Everywhere you look, Amazon has been in the news this summer.

Graham Ruddick

The online retailer has signed up the old Top Gear team, introduced a one-hour delivery service in London and Birmingham and been criticised for the high-pressure working environment in its offices.

On top of that, Amazon is close to launching its grocery service Amazon Fresh in London. Speculation about the launch intensified when it emerged the company has agreed to lease new warehouses in Weybridge, close to the M25, and in Leicestershire, perfect for the launch of a national food delivery service.

Amazon has stayed typically tight-lipped about how it will use these warehouses. But make no mistake, Amazon Fresh is on the way. The retailer has made presentations to major food manufacturers in Britain and businesses helping Amazon with its plans have been forced to sign non-disclosure agreements.

None of the above is good news for Britain’s retailers. It underlines the ambition of Amazon, and demonstrates that its bid to shake up how we buy products has only just started.

Amazon Fresh promises to revolutionise how households shop for groceries. In California, It allows shoppers to buy food from their local bakeries online and automatically orders new toothpaste the moment existing supplies run out.

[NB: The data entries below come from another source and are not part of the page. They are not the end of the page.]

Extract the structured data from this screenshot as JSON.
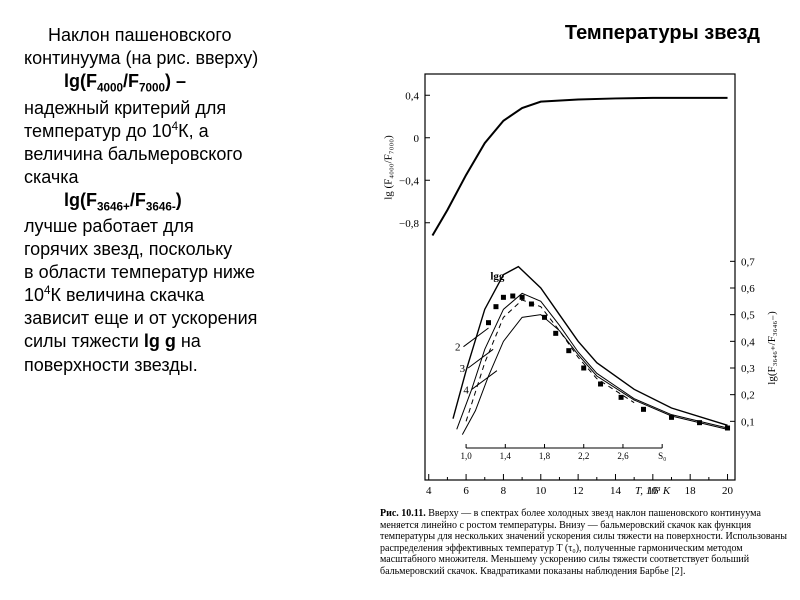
{
  "title_right": "Температуры звезд",
  "text": {
    "p1a": "Наклон пашеновского",
    "p1b": "континуума (на рис. вверху)",
    "f1_pre": "lg(F",
    "f1_s1": "4000",
    "f1_mid": "/F",
    "f1_s2": "7000",
    "f1_post": ") –",
    "p2a": "надежный критерий для",
    "p2b": "температур до 10",
    "p2b_sup": "4",
    "p2b_tail": "К, а",
    "p2c": "величина бальмеровского",
    "p2d": "скачка",
    "f2_pre": "lg(F",
    "f2_s1": "3646+",
    "f2_mid": "/F",
    "f2_s2": "3646-",
    "f2_post": ")",
    "p3a": "лучше работает для",
    "p3b": "горячих звезд, поскольку",
    "p3c": "в области температур ниже",
    "p3d_a": "10",
    "p3d_sup": "4",
    "p3d_b": "К величина скачка",
    "p3e": "зависит еще и от ускорения",
    "p3f_a": "силы тяжести ",
    "p3f_b": "lg g",
    "p3f_c": " на",
    "p3g": "поверхности звезды."
  },
  "caption": {
    "head": "Рис. 10.11.",
    "body": " Вверху — в спектрах более холодных звезд наклон пашеновского континуума меняется линейно с ростом температуры. Внизу — бальмеровский скачок как функция температуры для нескольких значений ускорения силы тяжести на поверхности. Использованы распределения эффективных температур T (τ₀), полученные гармоническим методом масштабного множителя. Меньшему ускорению силы тяжести соответствует больший бальмеровский скачок. Квадратиками показаны наблюдения Барбье [2]."
  },
  "chart": {
    "background": "#ffffff",
    "stroke": "#000000",
    "x_major": [
      4,
      6,
      8,
      10,
      12,
      14,
      16,
      18,
      20
    ],
    "x_minor": [
      5,
      7,
      9,
      11,
      13,
      15,
      17,
      19
    ],
    "x_label": "T, 10³ K",
    "upper": {
      "ylabel": "lg (F₄₀₀₀/F₇₀₀₀)",
      "yticks": [
        {
          "v": 0.4,
          "l": "0,4"
        },
        {
          "v": 0,
          "l": "0"
        },
        {
          "v": -0.4,
          "l": "−0,4"
        },
        {
          "v": -0.8,
          "l": "−0,8"
        }
      ],
      "ylim": [
        -1.0,
        0.6
      ],
      "line": [
        [
          4.2,
          -0.92
        ],
        [
          5,
          -0.68
        ],
        [
          6,
          -0.35
        ],
        [
          7,
          -0.05
        ],
        [
          8,
          0.16
        ],
        [
          9,
          0.28
        ],
        [
          10,
          0.34
        ],
        [
          12,
          0.36
        ],
        [
          14,
          0.37
        ],
        [
          16,
          0.375
        ],
        [
          18,
          0.375
        ],
        [
          20,
          0.375
        ]
      ]
    },
    "lower": {
      "ylabel": "lg(F₃₆₄₆₊/F₃₆₄₆₋)",
      "yticks": [
        {
          "v": 0.7,
          "l": "0,7"
        },
        {
          "v": 0.6,
          "l": "0,6"
        },
        {
          "v": 0.5,
          "l": "0,5"
        },
        {
          "v": 0.4,
          "l": "0,4"
        },
        {
          "v": 0.3,
          "l": "0,3"
        },
        {
          "v": 0.2,
          "l": "0,2"
        },
        {
          "v": 0.1,
          "l": "0,1"
        }
      ],
      "ylim": [
        0.0,
        0.75
      ],
      "inner_x_ticks": [
        {
          "v": 1.0,
          "l": "1,0"
        },
        {
          "v": 1.4,
          "l": "1,4"
        },
        {
          "v": 1.8,
          "l": "1,8"
        },
        {
          "v": 2.2,
          "l": "2,2"
        },
        {
          "v": 2.6,
          "l": "2,6"
        },
        {
          "v": 3.0,
          "l": "S₀"
        }
      ],
      "lgg_label": "lgg",
      "curve_labels": [
        "2",
        "3",
        "4"
      ],
      "curves": {
        "c2": [
          [
            5.3,
            0.11
          ],
          [
            6,
            0.29
          ],
          [
            7,
            0.52
          ],
          [
            8,
            0.65
          ],
          [
            8.8,
            0.68
          ],
          [
            10,
            0.6
          ],
          [
            11,
            0.5
          ],
          [
            12,
            0.4
          ],
          [
            13,
            0.32
          ],
          [
            15,
            0.22
          ],
          [
            17,
            0.15
          ],
          [
            20,
            0.085
          ]
        ],
        "c3": [
          [
            5.5,
            0.07
          ],
          [
            6.3,
            0.22
          ],
          [
            7,
            0.37
          ],
          [
            8,
            0.52
          ],
          [
            9,
            0.58
          ],
          [
            10,
            0.55
          ],
          [
            11,
            0.46
          ],
          [
            12,
            0.36
          ],
          [
            13,
            0.28
          ],
          [
            15,
            0.185
          ],
          [
            17,
            0.125
          ],
          [
            20,
            0.075
          ]
        ],
        "c4": [
          [
            5.8,
            0.05
          ],
          [
            6.5,
            0.14
          ],
          [
            7.2,
            0.27
          ],
          [
            8,
            0.4
          ],
          [
            9,
            0.49
          ],
          [
            10,
            0.5
          ],
          [
            11,
            0.44
          ],
          [
            12,
            0.35
          ],
          [
            13,
            0.27
          ],
          [
            15,
            0.18
          ],
          [
            17,
            0.12
          ],
          [
            20,
            0.07
          ]
        ],
        "cdash": [
          [
            6.0,
            0.1
          ],
          [
            7,
            0.32
          ],
          [
            8,
            0.49
          ],
          [
            9,
            0.555
          ],
          [
            10,
            0.53
          ],
          [
            11,
            0.44
          ],
          [
            12,
            0.34
          ],
          [
            13,
            0.26
          ],
          [
            15,
            0.17
          ]
        ]
      },
      "points": [
        [
          7.2,
          0.47
        ],
        [
          7.6,
          0.53
        ],
        [
          8.0,
          0.565
        ],
        [
          8.5,
          0.57
        ],
        [
          9.0,
          0.565
        ],
        [
          9.5,
          0.54
        ],
        [
          10.2,
          0.49
        ],
        [
          10.8,
          0.43
        ],
        [
          11.5,
          0.365
        ],
        [
          12.3,
          0.3
        ],
        [
          13.2,
          0.24
        ],
        [
          14.3,
          0.19
        ],
        [
          15.5,
          0.145
        ],
        [
          17.0,
          0.115
        ],
        [
          18.5,
          0.095
        ],
        [
          20.0,
          0.075
        ]
      ]
    }
  }
}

The company does not enter the new segment lightly, so Amazon will be aggressive in trying to claim market share.

For UK supermarkets, the inevitable arrival of Amazon has been feared since the company began selling food in a suburb of Seattle in 2007.

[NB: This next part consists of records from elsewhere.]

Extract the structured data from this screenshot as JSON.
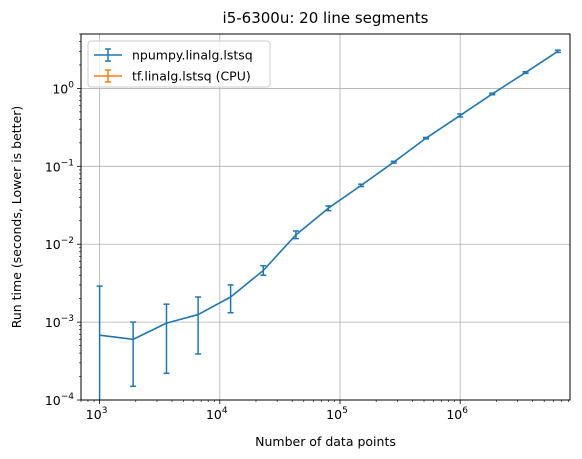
{
  "chart_data": {
    "type": "line",
    "title": "i5-6300u: 20 line segments",
    "xlabel": "Number of data points",
    "ylabel": "Run time (seconds, Lower is better)",
    "xscale": "log",
    "yscale": "log",
    "xlim": [
      700,
      8200000
    ],
    "ylim": [
      0.0001,
      5
    ],
    "grid": true,
    "legend_position": "top-left",
    "x_ticks": [
      {
        "value": 1000,
        "base": "10",
        "exp": "3"
      },
      {
        "value": 10000,
        "base": "10",
        "exp": "4"
      },
      {
        "value": 100000,
        "base": "10",
        "exp": "5"
      },
      {
        "value": 1000000,
        "base": "10",
        "exp": "6"
      }
    ],
    "y_ticks": [
      {
        "value": 0.0001,
        "base": "10",
        "exp": "−4"
      },
      {
        "value": 0.001,
        "base": "10",
        "exp": "−3"
      },
      {
        "value": 0.01,
        "base": "10",
        "exp": "−2"
      },
      {
        "value": 0.1,
        "base": "10",
        "exp": "−1"
      },
      {
        "value": 1,
        "base": "10",
        "exp": "0"
      }
    ],
    "series": [
      {
        "name": "npumpy.linalg.lstsq",
        "color": "#1f77b4",
        "x": [
          1000,
          1900,
          3600,
          6600,
          12300,
          23000,
          43000,
          80000,
          150000,
          280000,
          520000,
          1000000,
          1850000,
          3500000,
          6500000
        ],
        "y": [
          0.00068,
          0.0006,
          0.00097,
          0.00125,
          0.0021,
          0.0046,
          0.0132,
          0.029,
          0.057,
          0.113,
          0.23,
          0.45,
          0.85,
          1.6,
          3.0
        ],
        "err_low": [
          0.0001,
          0.00015,
          0.00022,
          0.00039,
          0.00132,
          0.004,
          0.0118,
          0.027,
          0.055,
          0.11,
          0.225,
          0.43,
          0.83,
          1.56,
          2.9
        ],
        "err_high": [
          0.0029,
          0.001,
          0.0017,
          0.0021,
          0.003,
          0.0053,
          0.0148,
          0.031,
          0.059,
          0.116,
          0.235,
          0.47,
          0.87,
          1.64,
          3.1
        ]
      },
      {
        "name": "tf.linalg.lstsq (CPU)",
        "color": "#ff7f0e",
        "x": [],
        "y": [],
        "err_low": [],
        "err_high": []
      }
    ]
  }
}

Tesco, Asda, Sainsbury’s and Morrisons are already under pressure from changing shopping habits and the rise of the discounters, so a new competitor is hardly welcome, let alone one valued at $250bn (£160bn). Partly due to the threat of Amazon, Tesco’s share price is heading back below 200p, a level not seen since boss Dave Lewis unveiled his turnaround plan in January.

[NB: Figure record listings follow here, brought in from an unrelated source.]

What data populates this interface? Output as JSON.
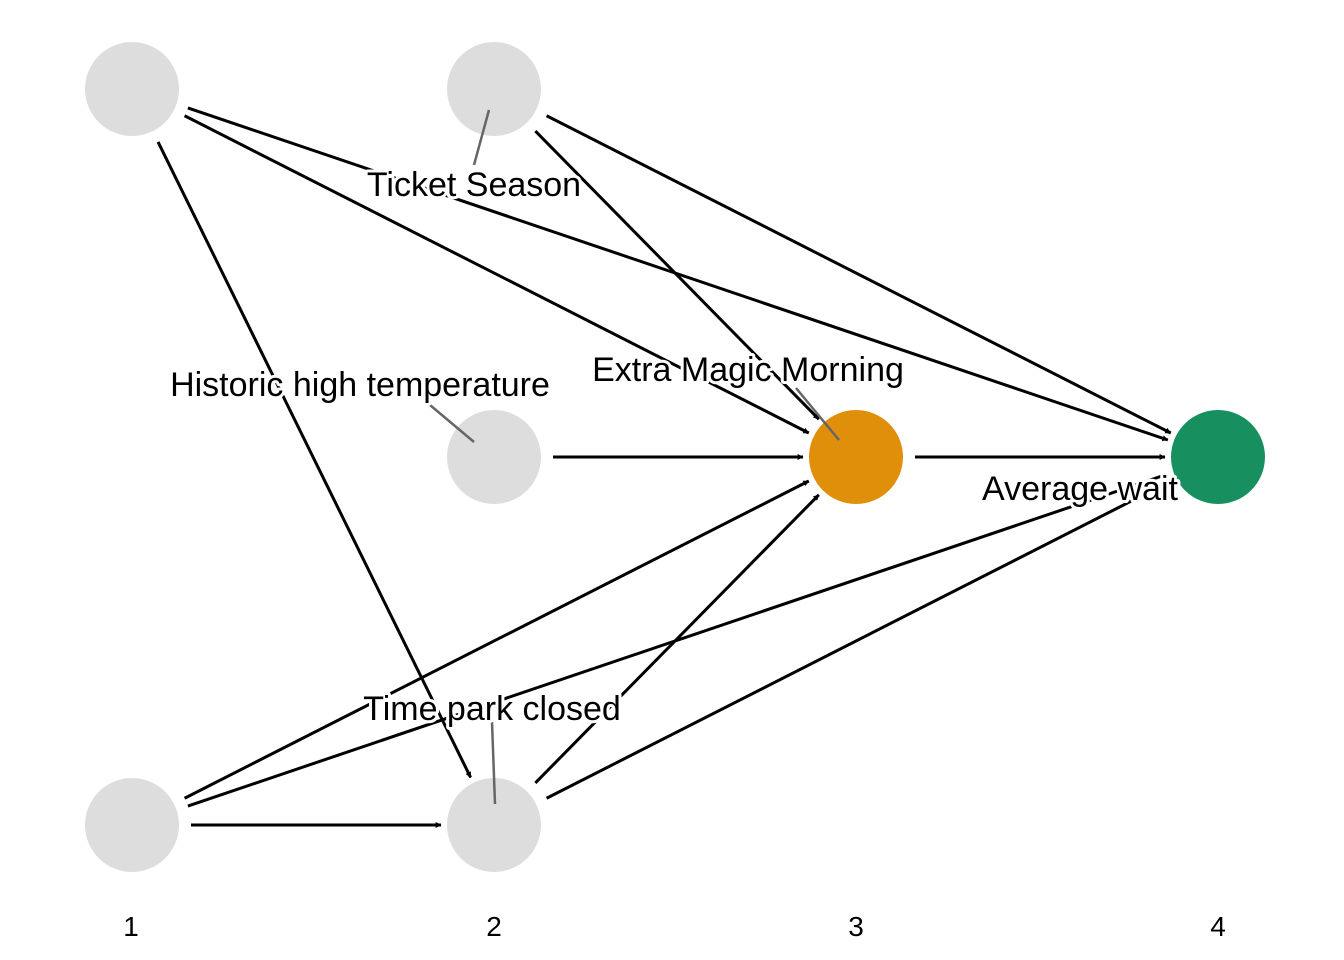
{
  "diagram": {
    "nodes": [
      {
        "id": "unlabeled_1",
        "label": "",
        "color": "#dddddd"
      },
      {
        "id": "ticket_season",
        "label": "Ticket Season",
        "color": "#dddddd"
      },
      {
        "id": "historic_high_temperature",
        "label": "Historic high temperature",
        "color": "#dddddd"
      },
      {
        "id": "unlabeled_2",
        "label": "",
        "color": "#dddddd"
      },
      {
        "id": "time_park_closed",
        "label": "Time park closed",
        "color": "#dddddd"
      },
      {
        "id": "extra_magic_morning",
        "label": "Extra Magic Morning",
        "color": "#e08f0a"
      },
      {
        "id": "average_wait",
        "label": "Average wait",
        "color": "#178f5f"
      }
    ],
    "edges": [
      [
        "unlabeled_1",
        "extra_magic_morning"
      ],
      [
        "unlabeled_1",
        "average_wait"
      ],
      [
        "unlabeled_1",
        "time_park_closed"
      ],
      [
        "ticket_season",
        "extra_magic_morning"
      ],
      [
        "ticket_season",
        "average_wait"
      ],
      [
        "historic_high_temperature",
        "extra_magic_morning"
      ],
      [
        "unlabeled_2",
        "time_park_closed"
      ],
      [
        "unlabeled_2",
        "extra_magic_morning"
      ],
      [
        "unlabeled_2",
        "average_wait"
      ],
      [
        "time_park_closed",
        "extra_magic_morning"
      ],
      [
        "time_park_closed",
        "average_wait"
      ],
      [
        "extra_magic_morning",
        "average_wait"
      ]
    ],
    "axis_labels": [
      "1",
      "2",
      "3",
      "4"
    ]
  }
}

The problem for supermarkets is that the US retailer is unlike any rival they have faced before. The company plays by a different set of rules to listed supermarkets. While Tesco has to juggle the cost of investing in its ageing supermarkets and cutting prices with keeping its shareholders happy, Jeff Bezos is running Amazon on the basis that profits will only come at a later date.

In his letter to shareholders every year, the Amazon founder reaffirms his disdain for short-term financial targets. In the 2015 edition, Bezos says: “A dreamy business offering has at least four characteristics: customers love it, it can grow to very large size, it has strong returns on capital, and it’s durable in time… When you find one of these, don’t just swipe right; get married.”

His approach explains why shares in Amazon soared 10% in one day last month when it reported a net profit for the last quarter of $92m.

So Amazon will work on its grocery service in the UK until it gets it right with customers. Its move into groceries is a threat to Ocado, the UK’s biggest online-only food retailer, but more so to the established bricks-and-mortar players.

Of course, the rise of Amazon has brought benefits to UK shoppers and the economy. It employs almost 10,000 staff, runs nine huge warehouses and will occupy an impressive new headquarters at Brookfield’s Principal Place.

But how much damage will Amazon do along the way? Its growth has hurt Britain’s high streets, and critics point out that it paid just £12m in tax to the Treasury. As supermarkets are about to find out, Amazon does not do sentimentality.